You have been through more than you can describe. When you say you have been to hell and back, you mean it.

And yes, maybe there are women out there who can understand what you have been through because they have experienced something similar as well. But no two stories are ever the same. Also, there is definitely no way someone who hasn’t experienced the tough times you have been through could understand you.

This explains why telling your story is so painful, and it is shattering to hear them say they understand, especially when they say you are to blame for staying long past when you should have called it quits.

But it’s not exactly their fault. They have never been through what you have endured, they cannot see your bleeding heart, and they could not even begin to imagine the sort of pain you have felt.

The truth is that he told you he loved you, and you believed his every word. In him, you saw the love of your life. He made you feel special, that you were all he ever wanted in life.

But then, all he gave you was endless pain.

You never saw it coming, and when things got tough, all you could do was hope for the best. And don’t think that you should have been wiser or more cautious.

Nobody grows up being an expert at seeing through the pretenses, and your narcissistic tormentor was an expert at camouflage.

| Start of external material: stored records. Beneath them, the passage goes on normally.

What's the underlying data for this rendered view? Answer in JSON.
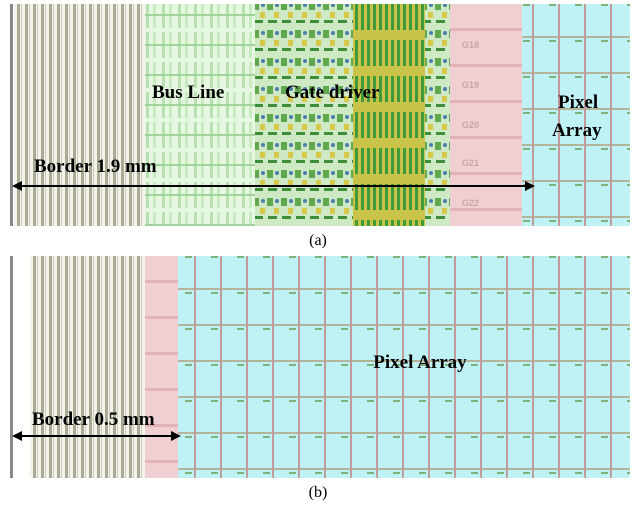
{
  "panels": [
    {
      "caption": "(a)",
      "bus_label": "Bus Line",
      "driver_label": "Gate driver",
      "pixel_label_lines": [
        "Pixel",
        "Array"
      ],
      "border_label": "Border 1.9 mm",
      "gate_labels": [
        "G18",
        "G19",
        "G20",
        "G21",
        "G22"
      ]
    },
    {
      "caption": "(b)",
      "pixel_label": "Pixel Array",
      "border_label": "Border 0.5 mm"
    }
  ]
}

He was good and caring, and he did everything right, and it all seemed like a dream come true. He made you believe he was the best you could get, that his concern for you was real. He went all the way to reassure you and to keep you hooked.

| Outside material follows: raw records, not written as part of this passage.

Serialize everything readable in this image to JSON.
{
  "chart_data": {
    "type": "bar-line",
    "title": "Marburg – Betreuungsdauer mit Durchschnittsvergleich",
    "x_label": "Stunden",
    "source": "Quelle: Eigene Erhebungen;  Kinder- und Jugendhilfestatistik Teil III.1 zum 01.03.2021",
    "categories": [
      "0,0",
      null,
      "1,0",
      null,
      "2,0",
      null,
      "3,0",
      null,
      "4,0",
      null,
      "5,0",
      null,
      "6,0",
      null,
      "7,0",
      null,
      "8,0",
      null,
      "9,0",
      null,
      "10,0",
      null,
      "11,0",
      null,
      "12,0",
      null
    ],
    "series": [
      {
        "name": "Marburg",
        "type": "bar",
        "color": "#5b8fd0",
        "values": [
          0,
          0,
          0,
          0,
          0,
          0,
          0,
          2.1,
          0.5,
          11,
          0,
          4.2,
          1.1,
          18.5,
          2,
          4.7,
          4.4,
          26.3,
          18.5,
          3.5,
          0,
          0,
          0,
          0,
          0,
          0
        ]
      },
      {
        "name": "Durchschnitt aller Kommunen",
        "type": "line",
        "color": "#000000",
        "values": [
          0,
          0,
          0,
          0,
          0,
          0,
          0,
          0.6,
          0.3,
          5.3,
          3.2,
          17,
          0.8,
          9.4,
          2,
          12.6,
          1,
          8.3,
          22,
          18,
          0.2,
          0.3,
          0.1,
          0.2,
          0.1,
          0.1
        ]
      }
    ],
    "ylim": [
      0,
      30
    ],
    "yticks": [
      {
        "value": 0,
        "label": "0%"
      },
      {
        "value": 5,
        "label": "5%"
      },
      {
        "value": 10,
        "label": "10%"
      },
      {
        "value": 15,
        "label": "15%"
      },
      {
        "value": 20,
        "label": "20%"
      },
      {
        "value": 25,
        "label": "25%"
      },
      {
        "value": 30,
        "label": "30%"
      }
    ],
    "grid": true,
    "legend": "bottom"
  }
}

Then things took a turn for the worse.

But it started bit by bit. He wanted you to keep up with the changes so that in the end, you would get used to the pain. His intention was to make sure you would put up with him once his real self was revealed.

He wanted you to fall deeply so that you would not give up when this finally happened.

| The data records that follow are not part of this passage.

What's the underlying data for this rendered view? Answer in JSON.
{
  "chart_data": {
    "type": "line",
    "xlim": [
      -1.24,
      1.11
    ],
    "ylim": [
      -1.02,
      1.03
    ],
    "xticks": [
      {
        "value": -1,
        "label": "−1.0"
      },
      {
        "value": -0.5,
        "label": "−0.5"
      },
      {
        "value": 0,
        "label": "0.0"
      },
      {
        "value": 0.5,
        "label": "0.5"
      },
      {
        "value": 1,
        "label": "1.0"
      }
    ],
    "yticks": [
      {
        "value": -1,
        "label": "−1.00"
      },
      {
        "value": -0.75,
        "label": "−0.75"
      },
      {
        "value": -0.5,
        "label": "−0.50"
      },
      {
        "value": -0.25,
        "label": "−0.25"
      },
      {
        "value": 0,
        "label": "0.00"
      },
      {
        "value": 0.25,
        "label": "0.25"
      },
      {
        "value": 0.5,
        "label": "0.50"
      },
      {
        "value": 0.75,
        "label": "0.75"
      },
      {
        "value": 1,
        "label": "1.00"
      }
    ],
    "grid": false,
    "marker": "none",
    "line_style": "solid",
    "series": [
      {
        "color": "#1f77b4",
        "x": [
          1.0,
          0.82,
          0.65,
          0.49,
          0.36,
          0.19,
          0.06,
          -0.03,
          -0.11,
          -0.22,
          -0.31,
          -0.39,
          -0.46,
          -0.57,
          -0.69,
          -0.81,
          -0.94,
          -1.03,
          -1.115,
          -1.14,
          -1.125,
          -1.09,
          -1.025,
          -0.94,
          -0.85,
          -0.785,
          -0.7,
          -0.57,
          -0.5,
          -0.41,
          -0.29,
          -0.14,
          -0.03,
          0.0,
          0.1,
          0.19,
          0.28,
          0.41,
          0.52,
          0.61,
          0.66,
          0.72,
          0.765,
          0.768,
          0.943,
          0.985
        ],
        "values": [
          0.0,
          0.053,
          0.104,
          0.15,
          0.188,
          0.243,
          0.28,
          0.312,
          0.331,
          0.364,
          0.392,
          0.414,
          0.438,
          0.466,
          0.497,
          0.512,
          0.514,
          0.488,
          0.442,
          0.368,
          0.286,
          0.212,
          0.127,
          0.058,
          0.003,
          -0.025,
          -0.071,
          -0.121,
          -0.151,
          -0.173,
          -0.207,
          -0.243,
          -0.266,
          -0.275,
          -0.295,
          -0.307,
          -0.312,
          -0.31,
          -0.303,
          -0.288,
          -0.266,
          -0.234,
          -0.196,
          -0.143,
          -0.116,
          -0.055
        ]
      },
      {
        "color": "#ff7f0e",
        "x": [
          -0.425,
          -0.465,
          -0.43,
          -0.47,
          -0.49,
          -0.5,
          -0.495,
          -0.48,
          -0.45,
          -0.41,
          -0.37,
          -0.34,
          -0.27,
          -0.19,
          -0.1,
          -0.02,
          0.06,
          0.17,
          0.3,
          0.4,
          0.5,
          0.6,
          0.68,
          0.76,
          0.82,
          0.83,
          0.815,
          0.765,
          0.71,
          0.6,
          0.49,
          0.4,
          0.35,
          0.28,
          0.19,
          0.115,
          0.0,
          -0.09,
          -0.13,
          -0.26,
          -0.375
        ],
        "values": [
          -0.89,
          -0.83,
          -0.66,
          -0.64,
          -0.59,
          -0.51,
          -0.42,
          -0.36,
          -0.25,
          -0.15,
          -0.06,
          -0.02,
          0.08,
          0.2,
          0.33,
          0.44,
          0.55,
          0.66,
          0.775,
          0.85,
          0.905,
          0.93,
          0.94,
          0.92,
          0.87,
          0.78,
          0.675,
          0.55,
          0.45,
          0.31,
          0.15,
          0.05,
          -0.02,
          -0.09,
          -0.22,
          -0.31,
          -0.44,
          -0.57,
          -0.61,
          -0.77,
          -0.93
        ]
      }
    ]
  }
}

So, you started to blame yourself because things are going wrong. You could not, for the life of you, figure out where it all went so wrong.

Except that there is nothing to correct because things going wrong was the initial plan.

What made it worse was that you could not let go. You fought, but it was an unwinnable battle. You still had feelings for him.

In the end, you had to reach a compromise and take off. But the toxic feelings still linger within you. You were sorry, even though it was never your fault. Yes, you blamed yourself for his mistakes.

But understand this, none of what happened was ever your fault. There wasn’t anything you could have done differently. He went out of his way to make sure things turned out the way they did, and no one could have seen it coming.

You are not a victim. You overcame and are a survivor. You are a little broken, but no one in this world is whole. You are a little afraid, but we all are.

It’s not over for you. This is the beginning you need.

There is no past to run away from. You have a beautiful future ahead of you that you need to embrace with both hands.

Let the pain and the anguish out, take pride in who you are. You might still have the scars, but you are wiser and now you know that you are stronger than you ever imagined.

A little patience can help. The light will enter through the wounds. So, what you have now is an opportunity for joy and fulfillment in your life. Be strong and take pride in that, a bright future awaits you. Don’t keep looking back, you conquered that already.